When Andrew Dudley, now 41, graduated from high school in the Chicago suburb of Oak Park, Ill., most of his pals from playing football and basketball skipped college and headed right to the Chicago Board of Trade. By the time he returned with a degree in economics from Yale, his buddies were already getting rich trading futures contracts.
Dudley joined them, starting at the edge, relaying orders from investors on the phone to traders in the pits, using hand signals. But the mathematically-inclined Dudley soon found he was more interested in what the callers had to say than the rough-and-tumble trading of the CBOT. Earning an MBA at the University of Chicago, he moved to Boston and went to work in the mutual-fund business.
For the past nine years, he has put his skills to work with great success on the $5.5 billion Fidelity Short Term Bond Fund. The fund, a first time winner in the Standard & Poor's/BusinessWeek Excellence in Fund Management awards, gained 4.4% a year during the 2001-05 period, while taking less risk than competitors, according to Standard & Poor's.
Dudley is one of the stars of Fidelity's fixed-income shop, which is based in Merrimack, N.H., 60 miles north of the firm's equity managers in downtown Boston. He and other Fidelity managers generally eschew making bets on where interest rates are headed. Instead, with dozens of credit analysts at his disposal, Dudley focuses on picking corporate bonds poised to improve, and avoiding those that may be deteriorating.
The great fear roiling the corporate bond market today is the increase in leveraged buyouts, fueled by billions of dollars sitting in private equity funds. In an LBO, companies are loaded up with debt, which usually leads to ratings downgrades and lower prices for existing bondholders. Dudley says the fear has created some opportunities. "There's a little hyperbole in the market," he says. "I learned back at the Board of Trade that there are no bad bonds, just bad prices."

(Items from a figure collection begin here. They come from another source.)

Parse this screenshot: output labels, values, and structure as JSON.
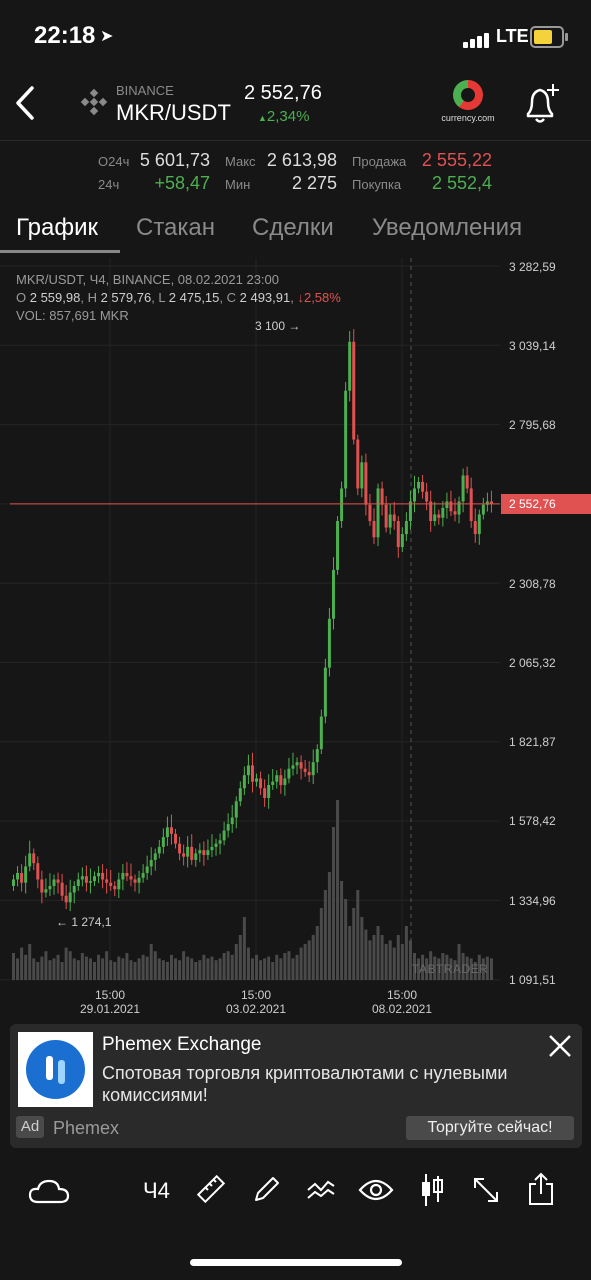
{
  "status_bar": {
    "time": "22:18",
    "network": "LTE"
  },
  "header": {
    "exchange": "BINANCE",
    "pair": "MKR/USDT",
    "price": "2 552,76",
    "change": "2,34%",
    "logo_text": "currency.com"
  },
  "stats": {
    "o24_label": "О24ч",
    "o24_value": "5 601,73",
    "h24_label": "24ч",
    "h24_value": "+58,47",
    "max_label": "Макс",
    "max_value": "2 613,98",
    "min_label": "Мин",
    "min_value": "2 275",
    "sell_label": "Продажа",
    "sell_value": "2 555,22",
    "buy_label": "Покупка",
    "buy_value": "2 552,4"
  },
  "tabs": [
    "График",
    "Стакан",
    "Сделки",
    "Уведомления"
  ],
  "chart_data": {
    "type": "candlestick",
    "header_line": "MKR/USDT, Ч4, BINANCE, 08.02.2021 23:00",
    "ohlc": {
      "o": "2 559,98",
      "h": "2 579,76",
      "l": "2 475,15",
      "c": "2 493,91",
      "change": "↓2,58%"
    },
    "volume_line": "VOL: 857,691 MKR",
    "y_ticks": [
      "3 282,59",
      "3 039,14",
      "2 795,68",
      "2 552,76",
      "2 308,78",
      "2 065,32",
      "1 821,87",
      "1 578,42",
      "1 334,96",
      "1 091,51"
    ],
    "x_ticks": [
      {
        "time": "15:00",
        "date": "29.01.2021"
      },
      {
        "time": "15:00",
        "date": "03.02.2021"
      },
      {
        "time": "15:00",
        "date": "08.02.2021"
      }
    ],
    "current_price": "2 552,76",
    "max_label": "3 100",
    "min_label": "1 274,1",
    "watermark": "TABTRADER",
    "ylim": [
      1091.51,
      3282.59
    ],
    "close_prices": [
      1400,
      1420,
      1390,
      1440,
      1480,
      1450,
      1400,
      1360,
      1370,
      1380,
      1400,
      1390,
      1350,
      1330,
      1360,
      1380,
      1400,
      1410,
      1390,
      1395,
      1410,
      1420,
      1400,
      1390,
      1380,
      1370,
      1400,
      1420,
      1410,
      1400,
      1390,
      1405,
      1420,
      1440,
      1460,
      1480,
      1500,
      1530,
      1560,
      1540,
      1510,
      1480,
      1470,
      1500,
      1460,
      1480,
      1490,
      1475,
      1490,
      1500,
      1510,
      1520,
      1550,
      1570,
      1590,
      1640,
      1680,
      1720,
      1750,
      1700,
      1710,
      1680,
      1650,
      1690,
      1700,
      1720,
      1690,
      1710,
      1740,
      1750,
      1760,
      1740,
      1730,
      1720,
      1760,
      1800,
      1900,
      2050,
      2200,
      2350,
      2500,
      2600,
      2900,
      3050,
      2750,
      2600,
      2680,
      2550,
      2500,
      2450,
      2600,
      2550,
      2480,
      2520,
      2500,
      2420,
      2460,
      2500,
      2560,
      2600,
      2620,
      2590,
      2560,
      2500,
      2520,
      2510,
      2540,
      2560,
      2530,
      2520,
      2560,
      2640,
      2600,
      2500,
      2460,
      2520,
      2550,
      2560,
      2553
    ],
    "volumes": [
      0.15,
      0.12,
      0.18,
      0.14,
      0.2,
      0.12,
      0.1,
      0.13,
      0.16,
      0.11,
      0.12,
      0.14,
      0.1,
      0.18,
      0.16,
      0.12,
      0.11,
      0.15,
      0.13,
      0.12,
      0.1,
      0.14,
      0.12,
      0.16,
      0.11,
      0.1,
      0.13,
      0.12,
      0.15,
      0.11,
      0.1,
      0.12,
      0.14,
      0.13,
      0.2,
      0.16,
      0.12,
      0.11,
      0.1,
      0.14,
      0.12,
      0.11,
      0.16,
      0.13,
      0.12,
      0.1,
      0.11,
      0.14,
      0.12,
      0.13,
      0.11,
      0.12,
      0.15,
      0.16,
      0.14,
      0.2,
      0.25,
      0.35,
      0.18,
      0.12,
      0.14,
      0.11,
      0.12,
      0.13,
      0.1,
      0.14,
      0.12,
      0.15,
      0.16,
      0.12,
      0.14,
      0.18,
      0.2,
      0.22,
      0.25,
      0.3,
      0.4,
      0.5,
      0.6,
      0.85,
      1.0,
      0.55,
      0.45,
      0.3,
      0.4,
      0.5,
      0.35,
      0.28,
      0.22,
      0.25,
      0.3,
      0.25,
      0.2,
      0.22,
      0.18,
      0.25,
      0.2,
      0.3,
      0.22,
      0.15,
      0.12,
      0.14,
      0.12,
      0.16,
      0.13,
      0.12,
      0.15,
      0.14,
      0.12,
      0.11,
      0.2,
      0.15,
      0.13,
      0.12,
      0.1,
      0.14,
      0.12,
      0.13,
      0.12
    ]
  },
  "ad": {
    "title": "Phemex Exchange",
    "description": "Спотовая торговля криптовалютами с нулевыми комиссиями!",
    "tag": "Ad",
    "brand": "Phemex",
    "cta": "Торгуйте сейчас!"
  },
  "toolbar": {
    "timeframe": "Ч4"
  },
  "colors": {
    "up": "#4caf50",
    "down": "#e05252",
    "background": "#161616"
  }
}
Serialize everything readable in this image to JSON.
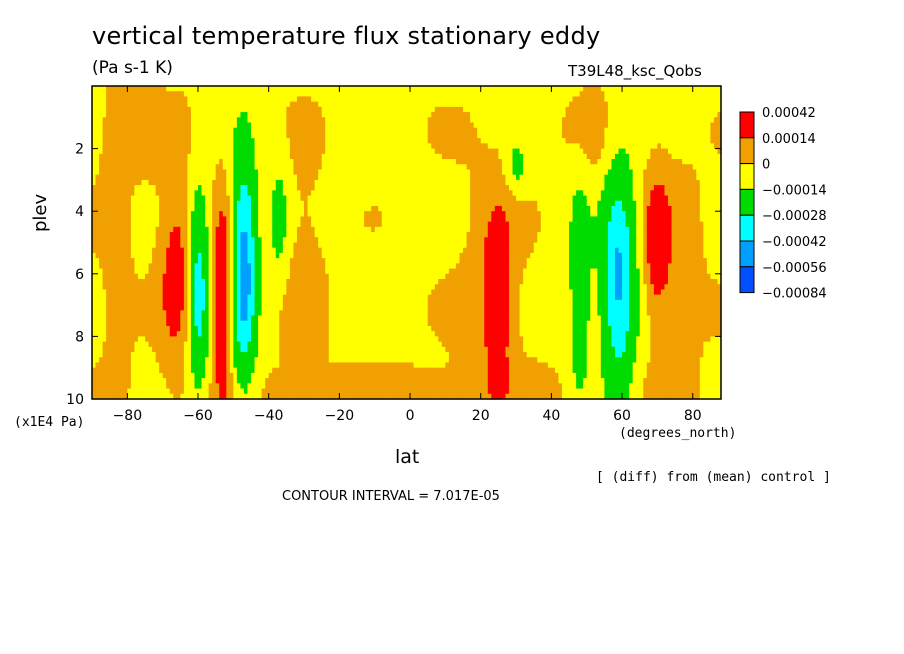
{
  "title": "vertical temperature flux stationary eddy",
  "units": "(Pa s-1 K)",
  "run_name": "T39L48_ksc_Qobs",
  "x_unit_left": "(x1E4 Pa)",
  "x_unit_right": "(degrees_north)",
  "note": "[ (diff) from (mean) control ]",
  "contour_interval_text": "CONTOUR INTERVAL = 7.017E-05",
  "chart_data": {
    "type": "heatmap",
    "title": "vertical temperature flux stationary eddy",
    "xlabel": "lat",
    "ylabel": "plev",
    "xlim": [
      -90,
      88
    ],
    "ylim": [
      10,
      0
    ],
    "x_ticks": [
      -80,
      -60,
      -40,
      -20,
      0,
      20,
      40,
      60,
      80
    ],
    "x_tick_labels": [
      "−80",
      "−60",
      "−40",
      "−20",
      "0",
      "20",
      "40",
      "60",
      "80"
    ],
    "y_ticks": [
      2,
      4,
      6,
      8,
      10
    ],
    "y_tick_labels": [
      "2",
      "4",
      "6",
      "8",
      "10"
    ],
    "colorbar": {
      "levels": [
        "0.00042",
        "0.00014",
        "0",
        "−0.00014",
        "−0.00028",
        "−0.00042",
        "−0.00056",
        "−0.00084"
      ],
      "colors": [
        "#ff0000",
        "#f0a000",
        "#ffff00",
        "#00dc00",
        "#00ffff",
        "#00a0ff",
        "#0050ff"
      ]
    },
    "palette": {
      "pos1": "#f0a000",
      "pos2": "#ff0000",
      "neg1": "#00dc00",
      "neg2": "#00ffff",
      "neg3": "#00a0ff",
      "neg4": "#0050ff",
      "zero": "#ffff00"
    },
    "blobs": [
      {
        "x": -66,
        "y": 6.0,
        "sx": 3.5,
        "sy": 2.0,
        "a": 0.00022
      },
      {
        "x": -83,
        "y": 6.0,
        "sx": 3.0,
        "sy": 3.5,
        "a": 7e-05
      },
      {
        "x": -60,
        "y": 6.5,
        "sx": 2.2,
        "sy": 2.2,
        "a": -0.00038
      },
      {
        "x": -53,
        "y": 6.8,
        "sx": 1.8,
        "sy": 2.2,
        "a": 0.00032
      },
      {
        "x": -47,
        "y": 5.8,
        "sx": 2.6,
        "sy": 2.6,
        "a": -0.0005
      },
      {
        "x": -37,
        "y": 4.2,
        "sx": 2.0,
        "sy": 1.4,
        "a": -0.00016
      },
      {
        "x": -30,
        "y": 6.5,
        "sx": 4.0,
        "sy": 3.0,
        "a": 7e-05
      },
      {
        "x": -10,
        "y": 7.0,
        "sx": 8.0,
        "sy": 4.0,
        "a": -1e-05
      },
      {
        "x": -75,
        "y": 1.6,
        "sx": 10.0,
        "sy": 1.0,
        "a": 6e-05
      },
      {
        "x": 25,
        "y": 6.5,
        "sx": 3.0,
        "sy": 2.0,
        "a": 0.00022
      },
      {
        "x": 22,
        "y": 7.0,
        "sx": 6.0,
        "sy": 3.0,
        "a": 7e-05
      },
      {
        "x": 30,
        "y": 2.6,
        "sx": 2.0,
        "sy": 0.6,
        "a": -0.00015
      },
      {
        "x": 48,
        "y": 6.5,
        "sx": 2.2,
        "sy": 2.6,
        "a": -0.00022
      },
      {
        "x": 59,
        "y": 6.2,
        "sx": 3.5,
        "sy": 2.6,
        "a": -0.00045
      },
      {
        "x": 70,
        "y": 5.0,
        "sx": 2.5,
        "sy": 1.5,
        "a": 0.00024
      },
      {
        "x": 75,
        "y": 6.0,
        "sx": 6.0,
        "sy": 3.0,
        "a": 6e-05
      },
      {
        "x": 52,
        "y": 1.5,
        "sx": 5.0,
        "sy": 1.2,
        "a": 6e-05
      },
      {
        "x": 0,
        "y": 9.7,
        "sx": 40,
        "sy": 0.6,
        "a": 6e-05
      }
    ]
  }
}
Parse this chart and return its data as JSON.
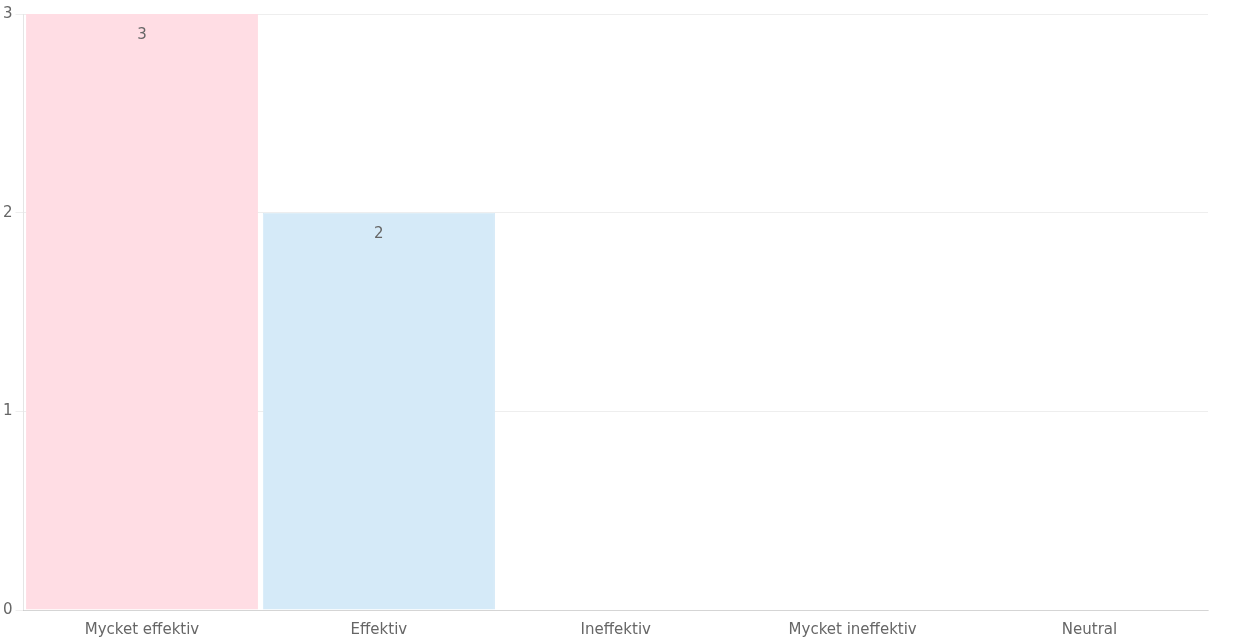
{
  "chart_data": {
    "type": "bar",
    "categories": [
      "Mycket effektiv",
      "Effektiv",
      "Ineffektiv",
      "Mycket ineffektiv",
      "Neutral"
    ],
    "values": [
      3,
      2,
      0,
      0,
      0
    ],
    "colors": [
      "#ffdde4",
      "#d5eaf8",
      "#ffecd9",
      "#dbf2f2",
      "#ebe0ff"
    ],
    "value_labels": [
      "3",
      "2",
      null,
      null,
      null
    ],
    "ylim": [
      0,
      3
    ],
    "yticks": [
      0,
      1,
      2,
      3
    ],
    "grid": "y",
    "legend": false
  }
}
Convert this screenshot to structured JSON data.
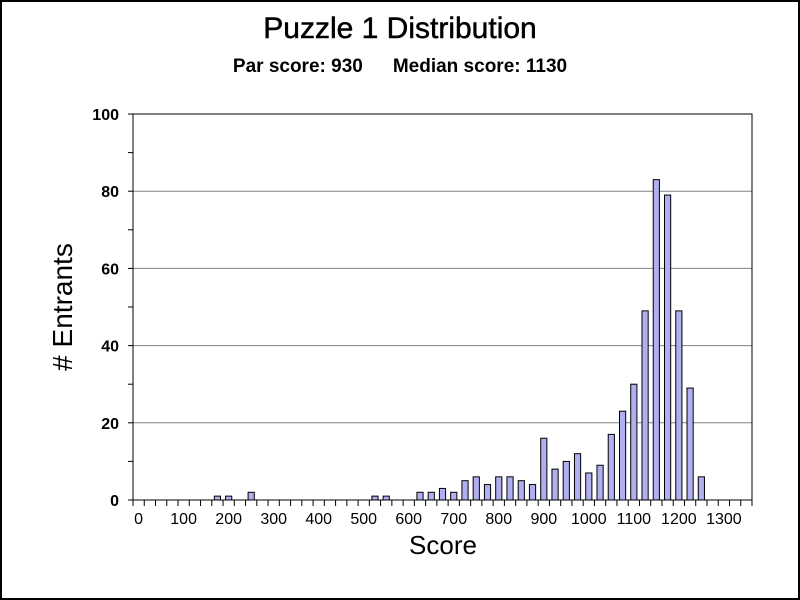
{
  "chart_data": {
    "type": "bar",
    "title": "Puzzle 1 Distribution",
    "subtitle": {
      "par": "Par score: 930",
      "median": "Median score: 1130"
    },
    "xlabel": "Score",
    "ylabel": "# Entrants",
    "xlim": [
      -12.5,
      1362.5
    ],
    "ylim": [
      0,
      100
    ],
    "x_tick_labels": [
      0,
      100,
      200,
      300,
      400,
      500,
      600,
      700,
      800,
      900,
      1000,
      1100,
      1200,
      1300
    ],
    "y_tick_labels": [
      0,
      20,
      40,
      60,
      80,
      100
    ],
    "grid": true,
    "legend": "none",
    "bar_color": "#b0b0f0",
    "bar_edge_color": "#000000",
    "bin_width": 25,
    "x": [
      175,
      200,
      250,
      525,
      550,
      625,
      650,
      675,
      700,
      725,
      750,
      775,
      800,
      825,
      850,
      875,
      900,
      925,
      950,
      975,
      1000,
      1025,
      1050,
      1075,
      1100,
      1125,
      1150,
      1175,
      1200,
      1225,
      1250
    ],
    "values": [
      1,
      1,
      2,
      1,
      1,
      2,
      2,
      3,
      2,
      5,
      6,
      4,
      6,
      6,
      5,
      4,
      16,
      8,
      10,
      12,
      7,
      9,
      17,
      23,
      30,
      49,
      83,
      79,
      49,
      29,
      6
    ]
  }
}
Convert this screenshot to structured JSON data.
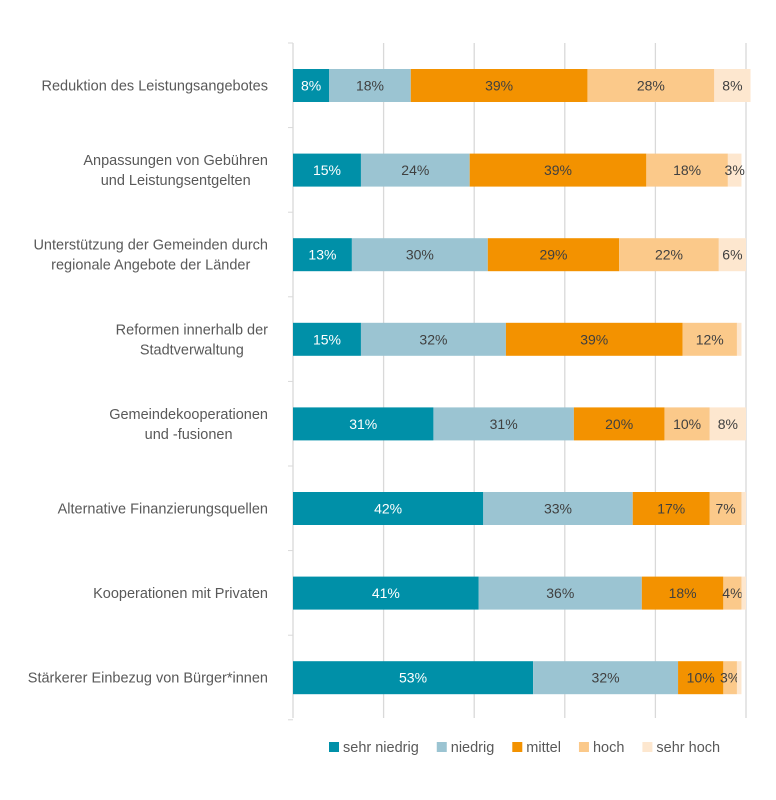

Still, while Dudley once put up 1% of the fund into the bonds of a single company, he has lowered his maximum bet on any one company to half as much. "That's just good diversification, when you don't know exactly where the [LBO] risk issues may hit," he says.
Drawing on other Fidelity expertise, his fund also contains substantial holdings of Treasuries, and mortgage-backed and asset-backed securities. Shifting among the bond-market sectors has paid off. The fund had almost half its assets in corporate bonds at the end of 2002, after Enron's bankruptcy and other blow-ups pushed yields there to historic highs.
Today, with corporate yields at historically low levels relative to Treasuries, the fund's exposure has been cut to almost 20%. "We're rotating to where we think we're getting paid for the risk we're taking," says Dudley. It's an approach that has paid off for shareholders quite well.